Either choice would require a change in federal law.
"There's certainly quite a bit of momentum building" for altering current law, said Thomas J. Howard, an assistant inspector director in the Transportation Department, which oversees the maritime agency. "I don't think it's in a particular direction yet."
Howard's office issued a report this spring that found that the leaky government ships posed a threat to the rivers and harbors where they have been docked.
More than 100 vessels are waiting to be scrapped, some of them little more than decomposing hulls that have sat idle for more than two decades.
During the past week, Sens. John McCain, an Arizona Republican, and Ernest F. Hollings, a South Carolina Democrat, have been drafting legislation that would subsidize the shipbreaking work of some U.S. yards.
At the same time, the measure would prod the maritime agency to sell many of the most tainted ships to scrappers abroad, which would probably anger environmentalists.
A vote on their bill in the Senate Commerce Committee is likely next week.
Lawmakers say they have grown increasingly worried about the highly toxic materials in the deteriorating ships.
The most-contaminated of the vessels - in the James River in Virginia; Beaumont, Texas; and Suisun Bay, Calif. - are a half-century old.
At a House budget task force hearing Friday, maritime officials acknowledged the environmental peril posed by the ships and pressed for the authority and the money to pay U.S. companies to dismantle them at U.S. shipyards.
Rep. Darlene Hooley, an Oregon Democrat, said, "It just seems stupid that we don't develop our own program in this country."
It costs at least $900,000 a year to keep each of the decrepit vessels afloat while they await dismantling, said John E. Graykowski, acting administrator of the maritime agency.
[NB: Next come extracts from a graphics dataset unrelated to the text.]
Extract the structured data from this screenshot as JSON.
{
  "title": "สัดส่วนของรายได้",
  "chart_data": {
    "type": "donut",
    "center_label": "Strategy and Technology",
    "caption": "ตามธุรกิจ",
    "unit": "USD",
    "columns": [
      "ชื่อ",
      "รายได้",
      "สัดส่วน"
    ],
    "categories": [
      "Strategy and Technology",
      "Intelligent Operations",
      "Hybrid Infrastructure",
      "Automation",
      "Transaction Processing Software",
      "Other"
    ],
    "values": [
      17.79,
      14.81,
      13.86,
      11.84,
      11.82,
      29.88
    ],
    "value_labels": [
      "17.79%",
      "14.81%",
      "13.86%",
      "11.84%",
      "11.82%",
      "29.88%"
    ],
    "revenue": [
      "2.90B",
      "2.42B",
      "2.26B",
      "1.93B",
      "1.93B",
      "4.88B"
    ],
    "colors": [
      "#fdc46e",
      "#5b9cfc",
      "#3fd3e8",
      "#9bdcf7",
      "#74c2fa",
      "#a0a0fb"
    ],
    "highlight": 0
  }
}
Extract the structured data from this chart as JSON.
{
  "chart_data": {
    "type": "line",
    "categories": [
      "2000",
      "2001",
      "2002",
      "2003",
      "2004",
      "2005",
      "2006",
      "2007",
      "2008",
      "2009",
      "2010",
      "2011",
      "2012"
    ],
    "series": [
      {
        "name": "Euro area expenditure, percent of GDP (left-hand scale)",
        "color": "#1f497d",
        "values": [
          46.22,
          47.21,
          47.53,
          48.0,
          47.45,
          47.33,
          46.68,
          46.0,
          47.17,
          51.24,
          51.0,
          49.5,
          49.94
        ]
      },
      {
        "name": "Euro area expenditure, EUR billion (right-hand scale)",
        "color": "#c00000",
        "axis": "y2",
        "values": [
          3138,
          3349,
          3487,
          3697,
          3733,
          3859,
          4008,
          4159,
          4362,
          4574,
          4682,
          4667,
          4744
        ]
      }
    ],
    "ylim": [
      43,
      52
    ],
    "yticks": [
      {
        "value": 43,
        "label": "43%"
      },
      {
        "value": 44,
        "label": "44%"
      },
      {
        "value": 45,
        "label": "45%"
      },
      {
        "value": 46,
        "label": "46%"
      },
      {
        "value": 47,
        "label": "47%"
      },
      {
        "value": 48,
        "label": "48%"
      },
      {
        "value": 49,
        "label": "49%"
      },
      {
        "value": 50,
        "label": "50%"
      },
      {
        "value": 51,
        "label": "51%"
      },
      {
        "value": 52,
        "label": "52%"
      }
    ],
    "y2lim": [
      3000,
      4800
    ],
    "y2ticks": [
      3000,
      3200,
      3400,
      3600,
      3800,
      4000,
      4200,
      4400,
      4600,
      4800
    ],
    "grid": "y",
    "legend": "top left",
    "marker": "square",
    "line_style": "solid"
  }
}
In addition, the work required to remove environmental contaminants from the ships, he said, often renders them unable to make the trip to foreign shipyards.
"The answer is obvious," Graykowski said Friday. "We need to have the statutory authority to pay for this to be done. We need to recognize reality and pay for what we're doing."
Under current law, the Maritime Administration must sell all obsolete federal and noncombatant naval ships for scrap at a profit.
But in the mid-1990s, the ability of domestic scrappers to make money from salvaging the ships plunged along with the prices of scrap metals.
After articles in The Sun prompted an outcry about the deaths, injuries and environmental hazards that have occurred at the scrapping yards in the United States and abroad, safety rules in the United States were tightened.
As a result, only foreign companies, which are subject to less stringent and less costly environmental and safety regulations, could run their operations profitably.
In 1998, the White House responded to pressure from lawmakers and environmentalists by issuing an executive order barring the sale of ships for scrap to other countries for one year. The order has expired, but the maritime agency has not sold any ships to foreign yards.
The law requires federal officials to clear the backlog of obsolete ships by Sept. 30, 2001.
A task that once promised profit to commercial shipyards now appears to hold almost no appeal. From 1991 and 1994, the government sold 80 ships for scrapping abroad at an average price of $433,000.
During the past year, sales of ships to domestic ship-scrappers yielded $10 to $105 each.
Rep. John E. Sununu, a New Hampshire Republican who is chairman of the House task force, appeared to favor McCain's two-track approach during the hearing Friday.
"This is a problem where we probably want to take multiple approaches," Sununu told Graykowksi. "There's no one solution."
Domestic companies might prove able to dismantle the ships while observing environmental and labor safeguards, Sununu said, but they might also end up squandering tax dollars.
"We need to deal with the 40 vessels that are in the most serious situations," he said. "Foreign shipping yards ought to be considered as an option."
Graykowski disagreed, arguing that Congress had to send a clear signal about how his agency should proceed. "We can't be chasing a whole lot of different options," he said. "Either we're going to export to foreign [yards] or we're going to deal with it here."